Friday, March 5, 2010
Category: Opinion > Editorials
Yesterday, students across California rallied in their towns and at local college campuses for the need to defend and value public education. These demonstrations made a powerful statement, manifesting the great desire and drive of students and faculty to maintain the quality of education in this state.
UC Berkeley students, workers and faculty rallied on Sproul and marched to downtown Oakland while many bused themselves to a large demonstration in Sacramento. On a campus inundated with protests since last fall, the turnout was understandably unimpressive. However, it's unfortunate that UC Berkeley, with its activist reputation, failed to match UC Riverside's turnout.
Compared to the estimated 5,000 demonstrators in the Sept. 24 walkout, yesterday's protest in Berkeley peaked with only about 800 protesters. The low turnout likely stems from the fallout of last week's Southside riot and a growing level of apathy, as protests have been happening here for months.
The outspoken presence at the rally of Marika Goodrich and Zachary Miller, who were arrested at the Southside riot, may have also contributed to students deciding not to participate. Sure, anyone is welcome to speak their views, but simply being arrested isn't sufficient justification for these two to continually cast themselves as leaders of this movement. They personify students' concerns that extremists have hijacked a once broad mobilization effort and hurt, rather than help, the cause.
Overall, though, campus protesters handled themselves very well and ensured that the rally and subsequent march were nonviolent. Though UC Berkeley was not involved, we condemn any violence perpetrated yesterday, most notably at UC Santa Cruz, where extreme acts prompted officials to effectively shut the campus down.
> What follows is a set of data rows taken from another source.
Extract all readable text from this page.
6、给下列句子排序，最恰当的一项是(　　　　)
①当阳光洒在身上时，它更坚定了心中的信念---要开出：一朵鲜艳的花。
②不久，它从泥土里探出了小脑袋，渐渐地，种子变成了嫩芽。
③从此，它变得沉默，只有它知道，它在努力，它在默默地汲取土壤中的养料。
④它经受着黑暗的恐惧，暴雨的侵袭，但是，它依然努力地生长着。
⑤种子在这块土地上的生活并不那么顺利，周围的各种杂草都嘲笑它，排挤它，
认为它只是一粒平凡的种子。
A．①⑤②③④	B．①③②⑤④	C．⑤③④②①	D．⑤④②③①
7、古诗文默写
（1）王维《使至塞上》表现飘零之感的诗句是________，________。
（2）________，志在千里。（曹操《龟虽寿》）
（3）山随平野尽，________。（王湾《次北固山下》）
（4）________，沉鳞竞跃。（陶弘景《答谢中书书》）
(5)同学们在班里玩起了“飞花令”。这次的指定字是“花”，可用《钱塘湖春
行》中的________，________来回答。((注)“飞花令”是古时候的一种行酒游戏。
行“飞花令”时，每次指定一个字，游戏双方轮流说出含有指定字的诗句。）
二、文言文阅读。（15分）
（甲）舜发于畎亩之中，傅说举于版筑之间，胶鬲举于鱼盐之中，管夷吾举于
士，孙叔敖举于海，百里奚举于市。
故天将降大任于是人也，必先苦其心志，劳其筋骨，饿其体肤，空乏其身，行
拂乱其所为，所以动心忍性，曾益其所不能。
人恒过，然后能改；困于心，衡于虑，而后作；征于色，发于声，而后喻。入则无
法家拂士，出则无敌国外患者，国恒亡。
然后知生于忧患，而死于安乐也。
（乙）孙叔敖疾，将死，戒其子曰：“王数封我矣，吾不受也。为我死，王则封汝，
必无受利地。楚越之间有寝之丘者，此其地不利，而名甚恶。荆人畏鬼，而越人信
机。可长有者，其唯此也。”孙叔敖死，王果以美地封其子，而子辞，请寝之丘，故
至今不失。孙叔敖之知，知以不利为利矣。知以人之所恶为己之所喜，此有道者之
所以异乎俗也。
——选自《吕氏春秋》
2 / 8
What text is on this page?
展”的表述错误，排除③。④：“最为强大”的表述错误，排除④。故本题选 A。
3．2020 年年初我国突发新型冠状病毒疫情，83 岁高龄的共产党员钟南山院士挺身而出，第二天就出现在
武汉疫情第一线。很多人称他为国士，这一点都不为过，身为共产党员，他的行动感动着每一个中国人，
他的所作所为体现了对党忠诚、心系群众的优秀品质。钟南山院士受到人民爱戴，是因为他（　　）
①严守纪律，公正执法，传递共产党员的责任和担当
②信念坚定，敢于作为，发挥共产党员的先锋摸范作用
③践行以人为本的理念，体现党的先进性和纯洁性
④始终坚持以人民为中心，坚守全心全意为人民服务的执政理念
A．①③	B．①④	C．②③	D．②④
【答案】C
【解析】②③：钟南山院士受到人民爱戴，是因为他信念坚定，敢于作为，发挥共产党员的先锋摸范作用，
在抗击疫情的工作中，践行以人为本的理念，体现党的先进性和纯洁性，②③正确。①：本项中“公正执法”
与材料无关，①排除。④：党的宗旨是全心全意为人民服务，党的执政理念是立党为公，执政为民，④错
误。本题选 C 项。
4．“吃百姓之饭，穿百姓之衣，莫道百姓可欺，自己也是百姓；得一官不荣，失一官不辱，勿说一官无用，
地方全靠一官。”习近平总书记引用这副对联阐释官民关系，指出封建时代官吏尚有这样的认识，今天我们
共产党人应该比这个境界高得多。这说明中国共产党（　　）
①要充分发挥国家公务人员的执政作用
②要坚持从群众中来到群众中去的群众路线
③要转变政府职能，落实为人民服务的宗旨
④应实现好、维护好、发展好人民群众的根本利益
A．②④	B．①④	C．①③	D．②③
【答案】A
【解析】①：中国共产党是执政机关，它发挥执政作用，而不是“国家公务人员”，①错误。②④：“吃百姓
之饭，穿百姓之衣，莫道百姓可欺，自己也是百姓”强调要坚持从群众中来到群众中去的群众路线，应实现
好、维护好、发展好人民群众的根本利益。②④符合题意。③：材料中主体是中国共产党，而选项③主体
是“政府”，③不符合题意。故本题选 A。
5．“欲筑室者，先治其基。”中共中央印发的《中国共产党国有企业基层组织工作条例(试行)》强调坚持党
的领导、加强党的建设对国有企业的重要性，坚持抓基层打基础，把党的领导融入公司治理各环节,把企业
Additionally, we urge participants to refrain in the future from unproductive acts that distract rather than further the overarching goals of these protests, including building occupations and efforts to march on highways.
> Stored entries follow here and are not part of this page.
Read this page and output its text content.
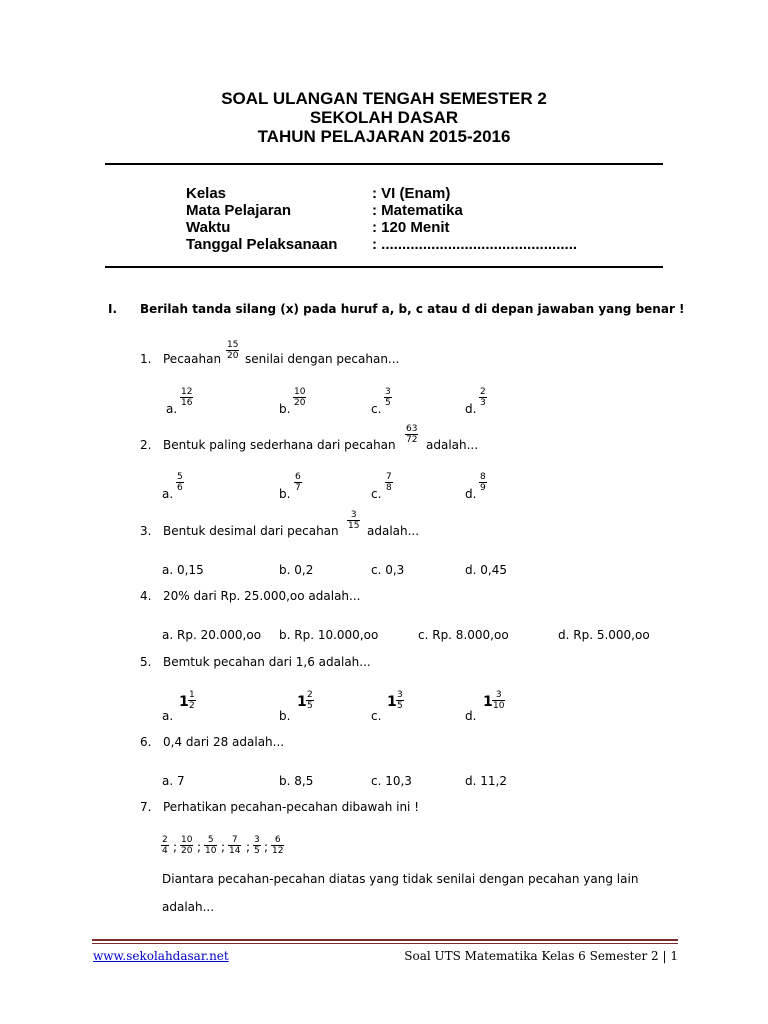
SOAL ULANGAN TENGAH SEMESTER 2
SEKOLAH DASAR
TAHUN PELAJARAN 2015-2016
Kelas	: VI (Enam)
Mata Pelajaran	: Matematika
Waktu	: 120 Menit
Tanggal Pelaksanaan : ...............................................
I. Berilah tanda silang (x) pada huruf a, b, c atau d di depan jawaban yang benar !
1. Pecaahan $\frac{15}{20}$ senilai dengan pecahan...
a.
$\frac{12}{16}$
b.
$\frac{10}{20}$
c.
$\frac{3}{5}$
d.
$\frac{2}{3}$
2. Bentuk paling sederhana dari pecahan $\frac{63}{72}$ adalah...
a.
$\frac{5}{6}$
b.
$\frac{6}{7}$
c.
$\frac{7}{8}$
d.
$\frac{8}{9}$
3. Bentuk desimal dari pecahan $\frac{3}{15}$ adalah...
a. 0,15	b. 0,2	c. 0,3	d. 0,45
4. 20% dari Rp. 25.000,oo adalah...
a. Rp. 20.000,oo b. Rp. 10.000,oo	c. Rp. 8.000,oo	d. Rp. 5.000,oo
5. Bemtuk pecahan dari 1,6 adalah...
a.
$1 \frac{1}{2}$
b.
$1 \frac{2}{5}$
c.
$1 \frac{3}{5}$
d.
$1 \frac{3}{10}$
6. 0,4 dari 28 adalah...
a. 7	b. 8,5	c. 10,3	d. 11,2
7. Perhatikan pecahan-pecahan dibawah ini !
$\frac{2}{4}$ ; $\frac{10}{20}$ ; $\frac{5}{10}$ ; $\frac{7}{14}$ ; $\frac{3}{5}$ ; $\frac{6}{12}$
Diantara pecahan-pecahan diatas yang tidak senilai dengan pecahan yang lain
adalah...
www.sekolahdasar.net	Soal UTS Matematika Kelas 6 Semester 2 | 1
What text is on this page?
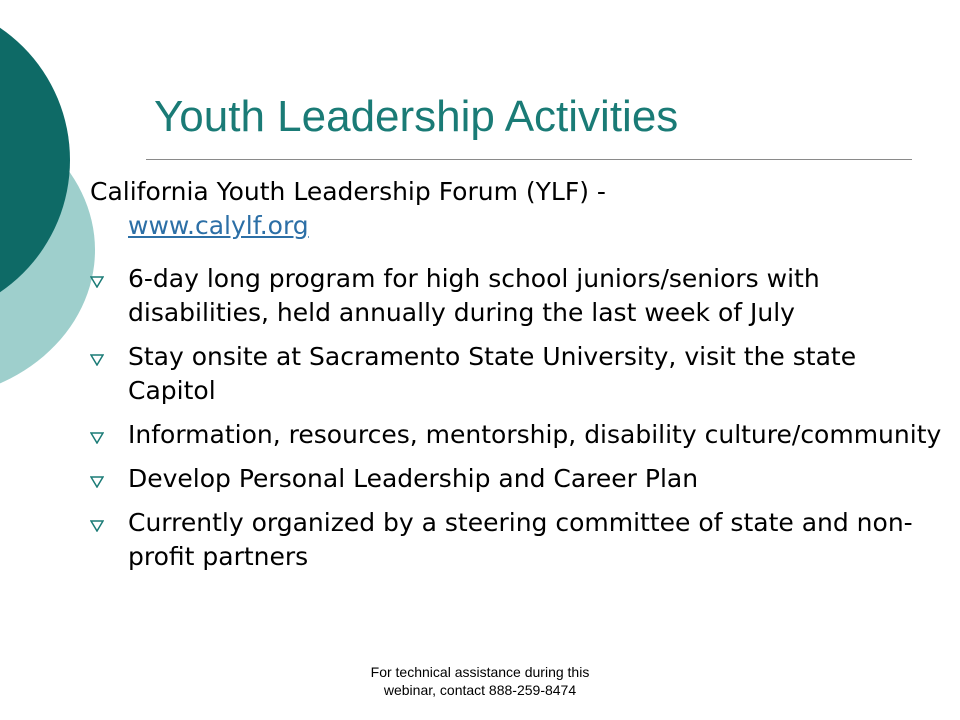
Youth Leadership Activities
California Youth Leadership Forum (YLF) -
www.calylf.org
6-day long program for high school juniors/seniors with disabilities, held annually during the last week of July
Stay onsite at Sacramento State University, visit the state Capitol
Information, resources, mentorship, disability culture/community
Develop Personal Leadership and Career Plan
Currently organized by a steering committee of state and non-profit partners
For technical assistance during this
webinar, contact 888-259-8474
Notably, the conduct of Berkeley's police was an improvement from the walkout and the Wheeler occupation. Though police were visibly present throughout the day, they avoided interfering with the actions of protesters and helped to maintain the peaceful atmosphere.
In quite the organizational feat, successful demonstrations occurred throughout the state at CSU and UC campuses as well as city centers. Undergraduates, graduate students and faculty stood side-by-side with elementary, middle and high school students-all demonstrating for the same cause. There has even been action nationwide, with protests in Wisconsin, Minnesota and Texas.
Ensuring that Californians hear and read about protests to support education is arguably the most effective means of taking the message directly to taxpayers. Widespread turnout successfully thrust the cause into the national consciousness, to a greater degree than earlier efforts, propelling the statewide demonstrations to the top of today's news cycle.
But only time will tell if this attention will tangibly translate into more state support for education, through not just words, but the millions needed to maintain quality schooling.
Perhaps the most important takeaway message from yesterday is to remember that the struggle for affordable and quality education is one that goes far beyond the University of California. Yes, college students have largely been the most outspoken against budget cuts, but in this state, schools are suffering across the board.
College students are already among a narrow privileged percentage of the state population. The progressive disinvestment in public education as a whole has left many Californians without any hope of attending college. Everyone in California public universities has benefited from the state's historically celebrated system of public education. And for elementary, middle and high school students, this opportunity is greatly threatened. That's why we protest.
Apathetic or exasperated UC Berkeley students must remember this reasoning going forward, and not allow the stupidity of extremists to deter them from being informed and aware. After yesterday, we're unsure of where the protests will go. But we hope that March 4 showed the state and students just how broad support for this cause is, and that that support can give the movement a second wind to pursue until its goals are realized.